Unnamed: 0,City,State,Make,is_Nissan
94928,Redmond,WA,TESLA,False
27995,Sammamish,WA,FIAT,False
43418,Seattle,WA,NISSAN,True
40937,Sammamish,WA,TESLA,False
109475,Spokane,WA,TESLA,False
...,...,...,...,...
120087,Langley,WA,BMW,False
54238,Mercer Island,WA,PORSCHE,False
45303,Federal Way,WA,NISSAN,True
58883,Kirkland,WA,TESLA,False


In [15]:
# Size of the sample 

sample.shape[0]

20000

In [21]:
# Proportion of Nissan Evs

x_bar = sample.is_Nissan.mean()
x_bar

0.099

In [17]:
# Still quite representative!

In [18]:
# Our best estimate statistic is 0.099
# From our sample we propose that of all EVs, 9.9% are Nissans.

In [19]:
# Now we have the best estimate statistic, how do we compute the margin of error

# ___$\bar{x}~\pm~multiplier \cdot standard~err$___

In [20]:
# At 95% confidence interval, multiplier = 1.96

# ___$stderr~=~\sqrt{\frac{\bar{x}(1 - \bar{x})}{n}}$___
# ___$\bar{x} - sample~statistic$___
# ___$n - sample~size$___

In [23]:
multiplier = 1.96
stderr = np.sqrt(x_bar * (1 - x_bar) / sample.shape[0])

In [25]:
print(f"Confidence interval: {x_bar - (multiplier * stderr)} - {x_bar + (multiplier * stderr)}")

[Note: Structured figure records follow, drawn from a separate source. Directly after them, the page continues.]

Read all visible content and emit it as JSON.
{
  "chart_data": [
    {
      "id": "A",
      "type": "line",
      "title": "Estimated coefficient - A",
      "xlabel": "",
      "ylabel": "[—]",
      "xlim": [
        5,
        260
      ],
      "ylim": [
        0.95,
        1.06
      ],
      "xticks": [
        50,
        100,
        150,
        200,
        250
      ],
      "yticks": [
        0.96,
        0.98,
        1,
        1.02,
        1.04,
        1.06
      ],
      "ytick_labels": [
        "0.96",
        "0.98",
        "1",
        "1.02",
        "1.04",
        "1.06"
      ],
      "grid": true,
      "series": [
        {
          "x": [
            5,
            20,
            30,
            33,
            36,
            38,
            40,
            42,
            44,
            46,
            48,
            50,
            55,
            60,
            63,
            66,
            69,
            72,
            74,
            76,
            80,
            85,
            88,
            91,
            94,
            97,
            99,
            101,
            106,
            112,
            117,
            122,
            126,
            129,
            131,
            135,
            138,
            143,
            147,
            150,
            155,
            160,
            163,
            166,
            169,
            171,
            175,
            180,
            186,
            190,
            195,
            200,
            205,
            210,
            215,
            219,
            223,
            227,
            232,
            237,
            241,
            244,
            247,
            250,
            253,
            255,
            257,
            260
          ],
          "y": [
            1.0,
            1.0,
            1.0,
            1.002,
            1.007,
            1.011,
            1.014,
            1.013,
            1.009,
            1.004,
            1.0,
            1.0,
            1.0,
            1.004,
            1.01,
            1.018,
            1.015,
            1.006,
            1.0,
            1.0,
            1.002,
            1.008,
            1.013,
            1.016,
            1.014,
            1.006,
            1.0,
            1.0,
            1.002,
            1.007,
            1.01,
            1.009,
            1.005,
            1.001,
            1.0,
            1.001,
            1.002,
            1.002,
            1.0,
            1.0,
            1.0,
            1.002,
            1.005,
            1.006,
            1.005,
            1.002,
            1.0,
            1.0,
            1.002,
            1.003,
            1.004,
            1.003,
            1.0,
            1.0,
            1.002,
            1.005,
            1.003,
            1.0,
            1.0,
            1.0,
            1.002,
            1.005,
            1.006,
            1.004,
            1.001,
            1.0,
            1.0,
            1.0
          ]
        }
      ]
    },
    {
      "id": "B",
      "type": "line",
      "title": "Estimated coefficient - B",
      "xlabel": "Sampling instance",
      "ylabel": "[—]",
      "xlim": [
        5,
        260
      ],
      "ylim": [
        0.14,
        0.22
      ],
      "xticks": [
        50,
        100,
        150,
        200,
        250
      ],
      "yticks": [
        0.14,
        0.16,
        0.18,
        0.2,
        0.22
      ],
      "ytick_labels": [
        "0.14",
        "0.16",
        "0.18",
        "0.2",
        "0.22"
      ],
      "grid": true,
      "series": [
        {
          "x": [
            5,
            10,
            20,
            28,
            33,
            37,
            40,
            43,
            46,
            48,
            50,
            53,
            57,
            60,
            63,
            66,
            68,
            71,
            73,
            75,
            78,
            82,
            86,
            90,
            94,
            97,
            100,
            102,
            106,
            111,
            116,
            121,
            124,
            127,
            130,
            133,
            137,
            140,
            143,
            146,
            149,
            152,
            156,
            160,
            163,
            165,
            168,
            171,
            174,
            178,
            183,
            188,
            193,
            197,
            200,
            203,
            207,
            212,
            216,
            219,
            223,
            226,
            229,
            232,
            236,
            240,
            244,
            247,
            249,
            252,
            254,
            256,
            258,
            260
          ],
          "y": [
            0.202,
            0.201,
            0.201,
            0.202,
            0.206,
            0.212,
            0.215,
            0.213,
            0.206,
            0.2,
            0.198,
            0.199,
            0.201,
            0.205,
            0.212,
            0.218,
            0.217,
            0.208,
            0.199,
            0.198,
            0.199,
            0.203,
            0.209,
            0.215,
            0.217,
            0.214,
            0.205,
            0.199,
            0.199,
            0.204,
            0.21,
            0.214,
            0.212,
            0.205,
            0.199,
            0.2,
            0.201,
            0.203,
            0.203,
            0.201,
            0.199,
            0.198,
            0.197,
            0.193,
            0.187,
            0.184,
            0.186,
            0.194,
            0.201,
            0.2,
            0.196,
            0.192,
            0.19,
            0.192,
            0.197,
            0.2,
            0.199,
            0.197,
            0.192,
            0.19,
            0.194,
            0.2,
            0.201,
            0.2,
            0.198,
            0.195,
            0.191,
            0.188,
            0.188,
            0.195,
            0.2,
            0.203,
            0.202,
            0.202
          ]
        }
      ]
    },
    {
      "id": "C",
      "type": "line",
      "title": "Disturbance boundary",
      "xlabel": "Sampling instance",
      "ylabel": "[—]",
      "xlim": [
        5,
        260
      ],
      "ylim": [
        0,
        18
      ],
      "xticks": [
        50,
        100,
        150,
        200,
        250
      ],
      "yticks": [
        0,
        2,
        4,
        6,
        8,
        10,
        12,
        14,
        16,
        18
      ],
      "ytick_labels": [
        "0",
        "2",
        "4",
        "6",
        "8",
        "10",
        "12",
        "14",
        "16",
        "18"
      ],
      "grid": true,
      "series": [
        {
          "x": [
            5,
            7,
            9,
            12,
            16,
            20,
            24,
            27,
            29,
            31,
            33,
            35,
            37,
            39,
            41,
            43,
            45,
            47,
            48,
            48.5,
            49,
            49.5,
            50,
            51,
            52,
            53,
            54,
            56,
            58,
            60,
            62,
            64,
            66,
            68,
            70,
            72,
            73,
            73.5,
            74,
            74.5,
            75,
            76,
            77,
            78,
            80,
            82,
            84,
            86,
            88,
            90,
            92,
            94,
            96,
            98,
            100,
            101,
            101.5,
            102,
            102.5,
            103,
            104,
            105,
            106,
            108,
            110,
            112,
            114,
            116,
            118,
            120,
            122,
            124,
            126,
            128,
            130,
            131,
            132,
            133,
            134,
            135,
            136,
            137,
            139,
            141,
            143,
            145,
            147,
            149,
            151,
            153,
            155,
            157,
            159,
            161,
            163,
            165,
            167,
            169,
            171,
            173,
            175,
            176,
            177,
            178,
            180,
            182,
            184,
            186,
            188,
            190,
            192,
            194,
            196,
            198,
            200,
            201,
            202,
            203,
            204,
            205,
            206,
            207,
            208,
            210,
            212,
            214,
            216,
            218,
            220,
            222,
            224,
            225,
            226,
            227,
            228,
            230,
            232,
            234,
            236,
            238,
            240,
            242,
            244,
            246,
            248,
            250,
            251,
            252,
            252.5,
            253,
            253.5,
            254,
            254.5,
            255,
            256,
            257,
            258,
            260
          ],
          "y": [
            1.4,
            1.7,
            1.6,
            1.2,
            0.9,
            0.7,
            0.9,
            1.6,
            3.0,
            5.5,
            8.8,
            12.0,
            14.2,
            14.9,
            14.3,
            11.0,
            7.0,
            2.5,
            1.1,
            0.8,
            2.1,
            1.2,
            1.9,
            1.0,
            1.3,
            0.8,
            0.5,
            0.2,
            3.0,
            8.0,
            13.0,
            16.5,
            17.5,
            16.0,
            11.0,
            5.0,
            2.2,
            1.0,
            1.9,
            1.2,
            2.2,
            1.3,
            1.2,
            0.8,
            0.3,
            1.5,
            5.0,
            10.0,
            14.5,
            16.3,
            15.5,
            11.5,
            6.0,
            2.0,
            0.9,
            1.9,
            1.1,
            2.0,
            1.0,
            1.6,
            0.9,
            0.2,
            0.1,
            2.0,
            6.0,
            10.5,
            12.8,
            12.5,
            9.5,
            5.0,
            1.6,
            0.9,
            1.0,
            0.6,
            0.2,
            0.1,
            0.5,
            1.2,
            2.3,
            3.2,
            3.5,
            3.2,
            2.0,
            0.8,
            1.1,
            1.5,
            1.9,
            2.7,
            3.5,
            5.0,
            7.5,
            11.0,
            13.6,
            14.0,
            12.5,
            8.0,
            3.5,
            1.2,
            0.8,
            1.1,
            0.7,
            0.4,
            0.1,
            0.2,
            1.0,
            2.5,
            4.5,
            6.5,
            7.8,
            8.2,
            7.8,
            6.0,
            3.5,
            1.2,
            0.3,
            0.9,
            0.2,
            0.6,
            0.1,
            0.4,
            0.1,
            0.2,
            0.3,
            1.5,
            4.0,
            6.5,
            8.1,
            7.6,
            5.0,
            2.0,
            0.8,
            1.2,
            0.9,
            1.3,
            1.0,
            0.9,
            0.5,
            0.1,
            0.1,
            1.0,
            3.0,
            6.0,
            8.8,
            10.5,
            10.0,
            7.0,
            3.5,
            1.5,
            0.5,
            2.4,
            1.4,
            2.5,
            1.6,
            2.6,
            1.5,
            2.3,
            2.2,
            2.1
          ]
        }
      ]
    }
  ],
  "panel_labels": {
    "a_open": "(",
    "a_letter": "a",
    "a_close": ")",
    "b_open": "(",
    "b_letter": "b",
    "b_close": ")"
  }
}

Confidence interval: 0.0948607556341767 - 0.10313924436582331


In [26]:
# A confidence interval will always define a lower bound and an upper bound.
# And the center of this interval will be our best estimate!

## ___What does a confidence interval mean?___
---------------------

In [33]:
# Note: Here we assume the whole population to be our dataset.
# Even though, in reality, our dataset itself is a sample.

# Means a range of reasonable values for our parameter.
# That is to say, with 95% confidence, the proportion of Nissans among EVs is between 

print(f"That is to say, with 95% confidence, the proportion of Nissans among EVs is between {(x_bar - (multiplier * stderr)) * 100:.4f}% & \
{(x_bar + (multiplier * stderr)) * 100:.4f}%")

That is to say, with 95% confidence, the proportion of Nissans among EVs is between 9.4861% & 10.3139%


In [34]:
# This range is the limits where we believe our statistc to be.
# It might be in there, it might not be, we can never be sure. But we are 95% confident that IT IS THERE!